Thon Maker‘s announcement that he would be reclassifying to the class of 2015 is not exactly a surprise, but it will shake up the recruiting world for the next few months. Maker was considered by many to be the top prospect in the class of 2016 with his combination of size and skill and will probably end up in the top 5 to 10 for the class of 2015 when he is put into this year’s class rankings. While there is an air of mystery around Maker who is native of Sudan, but grew up in Australia and currently plays high school basketball in Ontario, Canada, his list of schools is probably going to remain the same–Kentucky and Kansas being the favorites with Missouri, Duke, Louisville, and Maryland not far behind–but there remains the possibility that he could take the Emmanuel Mudiay route taking a shoe contract and playing overseas or even staying at his current location for a postgraduate year and directly enter the NBA Draft in 2016.

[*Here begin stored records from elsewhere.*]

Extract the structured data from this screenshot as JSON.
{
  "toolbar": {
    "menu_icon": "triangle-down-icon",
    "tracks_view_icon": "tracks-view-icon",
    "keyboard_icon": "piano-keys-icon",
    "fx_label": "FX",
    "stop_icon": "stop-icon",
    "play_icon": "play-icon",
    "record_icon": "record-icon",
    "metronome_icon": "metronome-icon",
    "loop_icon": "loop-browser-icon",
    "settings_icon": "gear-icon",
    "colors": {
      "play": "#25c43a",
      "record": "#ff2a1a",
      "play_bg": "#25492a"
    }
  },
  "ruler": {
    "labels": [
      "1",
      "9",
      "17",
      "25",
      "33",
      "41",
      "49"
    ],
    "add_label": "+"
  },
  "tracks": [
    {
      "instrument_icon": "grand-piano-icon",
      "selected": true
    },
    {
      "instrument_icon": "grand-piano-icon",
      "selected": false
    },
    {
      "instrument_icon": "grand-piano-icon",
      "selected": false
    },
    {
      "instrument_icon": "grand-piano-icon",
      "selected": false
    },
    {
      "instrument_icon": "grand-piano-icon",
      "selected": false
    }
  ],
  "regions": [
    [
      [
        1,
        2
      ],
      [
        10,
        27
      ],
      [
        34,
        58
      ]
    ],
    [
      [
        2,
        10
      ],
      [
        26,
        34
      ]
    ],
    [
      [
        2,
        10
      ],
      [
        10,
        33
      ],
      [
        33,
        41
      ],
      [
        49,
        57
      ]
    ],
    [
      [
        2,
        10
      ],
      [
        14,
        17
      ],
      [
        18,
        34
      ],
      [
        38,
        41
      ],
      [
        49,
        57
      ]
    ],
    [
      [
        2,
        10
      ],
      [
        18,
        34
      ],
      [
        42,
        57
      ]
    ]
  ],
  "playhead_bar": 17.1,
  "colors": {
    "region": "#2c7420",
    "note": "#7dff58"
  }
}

It appears that Chris Jones managed to make up for whatever led to his indefinite suspension as the Louisville guard was reinstated after missing just one game. According to the school, Jones “has done what he needed to do” to have the indefinite suspension rescinded. More cynical individuals (like us) would point to the team’s ugly loss at Syracuse on Wednesday as having at least a small impact on Rick Pitino’s decision to bring Jones back on the team. With Jones returning, the Cardinals will have four players who can score (none regularly against a zone), which will help them when one of those players has an off-night (like Wayne Blackshear who came pretty close to pulling a 19-trillion if he hadn’t fouled out) assuming Jones can stay out of trouble.
#TeamBadLuck suffered another setback on Wednesday when they announced that Dorian Finney-Smith had been suspended indefinitely for a violation of team rules. Finney-Smith, who was averaging 12.9 points (2nd on the team) and 5.8 rebounds (leading the team) prior to his suspeneion. We have not heard what led to the suspension, but this is Finney-Smith’s second suspension while at Florida. Even though the Gators reversed their season-long trend by winning a close game on Wednesday night things are not looking good for their postseason hopes at this point.
With Kentucky closing in on an undefeated regular season, there is one person who played a significant role in making Kentucky the team it is today, but is largely forgotten: Billy Gillispie. Fox Sports has an oral history of the Billy Gillispie era in Lexington. As you would expect from an oral history (particularly with a person as unique as Gillispie) it has plenty of interesting anecdotes, but it also serves as a look at the bridge between the Tubby Smith era at Kentucky, which Big Blue Nation views much more favorably now, and the John Calipari era, which Big Blue Nation was much more nervous about at the time than they are willing to admit now.